The airline's director for maintenance and the engineer, the same person who cleared Flight JT-610 for takeoff, has already been suspended from his post. Investigators are also looking into maintenance logs for that plane, and others, to see if any other issues happened, but were ignored instead.
The cockpit voice recorder is still missing
So much of this investigation depends on finding the cockpit voice recorder. But the thing is, this plane hit likely the water at more than 640 kph [398mph], colliding with such force that it ripped the aircraft apart. The black box was found about 30 meters [98 feet] down after it was ripped from its protective housing more than two weeks ago. It was damaged pretty badly in the accident, but the internal memory was still in-tact.
But the cockpit voice recorder is proving to be more elusive. Indonesia search teams, with the help of the navy and the police, have brought in remote-operated vehicles to search the seabed for the recorder, which they believe might be buried.
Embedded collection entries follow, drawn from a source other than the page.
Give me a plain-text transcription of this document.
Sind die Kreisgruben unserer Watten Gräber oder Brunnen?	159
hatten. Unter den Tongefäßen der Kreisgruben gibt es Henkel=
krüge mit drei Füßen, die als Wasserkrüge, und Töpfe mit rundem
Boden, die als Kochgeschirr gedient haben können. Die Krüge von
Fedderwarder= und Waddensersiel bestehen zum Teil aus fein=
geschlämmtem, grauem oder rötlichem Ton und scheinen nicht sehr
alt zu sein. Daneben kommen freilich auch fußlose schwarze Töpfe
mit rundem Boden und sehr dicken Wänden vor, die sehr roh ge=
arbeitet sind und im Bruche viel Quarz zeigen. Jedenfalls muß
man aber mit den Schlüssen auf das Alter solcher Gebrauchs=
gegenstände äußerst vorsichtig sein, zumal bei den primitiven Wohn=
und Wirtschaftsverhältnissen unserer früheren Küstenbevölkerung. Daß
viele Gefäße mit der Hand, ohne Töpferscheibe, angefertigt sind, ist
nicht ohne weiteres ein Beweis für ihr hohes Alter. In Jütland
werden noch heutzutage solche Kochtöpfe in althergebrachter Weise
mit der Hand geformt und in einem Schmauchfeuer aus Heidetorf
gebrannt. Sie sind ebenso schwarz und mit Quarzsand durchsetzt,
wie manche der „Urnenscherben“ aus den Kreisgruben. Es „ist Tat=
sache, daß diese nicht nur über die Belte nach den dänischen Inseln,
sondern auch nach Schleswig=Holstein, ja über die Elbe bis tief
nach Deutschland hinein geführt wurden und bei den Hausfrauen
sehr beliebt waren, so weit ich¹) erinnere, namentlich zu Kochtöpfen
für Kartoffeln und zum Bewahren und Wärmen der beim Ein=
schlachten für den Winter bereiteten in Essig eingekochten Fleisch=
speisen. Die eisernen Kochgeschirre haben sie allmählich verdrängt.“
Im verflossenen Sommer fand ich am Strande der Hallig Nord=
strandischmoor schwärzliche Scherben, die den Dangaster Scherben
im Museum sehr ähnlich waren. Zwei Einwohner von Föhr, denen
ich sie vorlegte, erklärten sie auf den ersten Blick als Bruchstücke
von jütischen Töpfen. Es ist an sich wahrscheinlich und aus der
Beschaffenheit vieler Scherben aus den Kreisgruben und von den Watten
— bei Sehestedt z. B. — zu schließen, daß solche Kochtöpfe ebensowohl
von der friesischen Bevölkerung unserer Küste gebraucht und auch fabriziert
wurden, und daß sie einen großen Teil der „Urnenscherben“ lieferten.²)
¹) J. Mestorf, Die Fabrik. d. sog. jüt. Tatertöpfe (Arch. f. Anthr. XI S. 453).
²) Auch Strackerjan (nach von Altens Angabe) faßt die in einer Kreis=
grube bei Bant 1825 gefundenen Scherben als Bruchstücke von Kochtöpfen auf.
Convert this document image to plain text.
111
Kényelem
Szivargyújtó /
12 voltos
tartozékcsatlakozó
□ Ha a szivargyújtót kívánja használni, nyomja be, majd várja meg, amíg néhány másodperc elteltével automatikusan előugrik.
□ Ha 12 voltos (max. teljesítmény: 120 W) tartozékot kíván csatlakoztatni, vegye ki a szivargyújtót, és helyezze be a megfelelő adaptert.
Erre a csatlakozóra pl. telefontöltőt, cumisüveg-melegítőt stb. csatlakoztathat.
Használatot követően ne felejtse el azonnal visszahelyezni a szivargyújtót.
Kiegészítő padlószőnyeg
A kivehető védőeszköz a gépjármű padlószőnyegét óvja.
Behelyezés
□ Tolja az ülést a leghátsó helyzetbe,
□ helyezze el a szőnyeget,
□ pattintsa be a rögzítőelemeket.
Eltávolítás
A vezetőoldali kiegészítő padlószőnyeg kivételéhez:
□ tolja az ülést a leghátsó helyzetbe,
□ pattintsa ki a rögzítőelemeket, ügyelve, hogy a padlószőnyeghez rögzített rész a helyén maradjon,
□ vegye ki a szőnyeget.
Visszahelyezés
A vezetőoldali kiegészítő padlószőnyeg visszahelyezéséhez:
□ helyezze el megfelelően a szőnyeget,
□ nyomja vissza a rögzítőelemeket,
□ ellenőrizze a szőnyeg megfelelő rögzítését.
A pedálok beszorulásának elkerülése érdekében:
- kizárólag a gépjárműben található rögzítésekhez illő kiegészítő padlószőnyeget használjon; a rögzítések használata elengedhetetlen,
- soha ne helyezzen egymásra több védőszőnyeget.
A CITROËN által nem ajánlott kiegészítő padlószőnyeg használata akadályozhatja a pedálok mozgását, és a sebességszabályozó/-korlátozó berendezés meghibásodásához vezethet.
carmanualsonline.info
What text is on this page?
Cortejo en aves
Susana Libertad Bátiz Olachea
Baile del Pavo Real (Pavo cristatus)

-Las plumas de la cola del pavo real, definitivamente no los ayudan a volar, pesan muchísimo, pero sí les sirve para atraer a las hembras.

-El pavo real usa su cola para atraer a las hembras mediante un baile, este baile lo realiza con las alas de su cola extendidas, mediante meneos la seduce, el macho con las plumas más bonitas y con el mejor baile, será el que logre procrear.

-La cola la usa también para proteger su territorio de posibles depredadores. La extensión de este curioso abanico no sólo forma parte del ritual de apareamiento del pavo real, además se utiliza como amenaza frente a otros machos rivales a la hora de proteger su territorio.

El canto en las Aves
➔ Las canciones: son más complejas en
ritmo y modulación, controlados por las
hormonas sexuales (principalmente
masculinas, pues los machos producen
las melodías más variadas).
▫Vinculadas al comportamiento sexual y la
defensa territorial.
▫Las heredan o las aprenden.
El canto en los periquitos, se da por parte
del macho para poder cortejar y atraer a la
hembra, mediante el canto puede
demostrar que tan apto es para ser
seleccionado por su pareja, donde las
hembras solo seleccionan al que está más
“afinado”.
"We’ll try sub-bottom profiling to search the objects beneath the mud," Soerjanto Tjahjono, Head of the National Transportation Safety Commission (NTSC), told Detik.com. "Hopefully, this device can detect where the... CVR is buried. Let’s hope we can find it soon."
The recorder, an audio log of what's being said in the cockpit during the moments leading up to a crash, is always a vital part of any air crash investigation. The search is ongoing.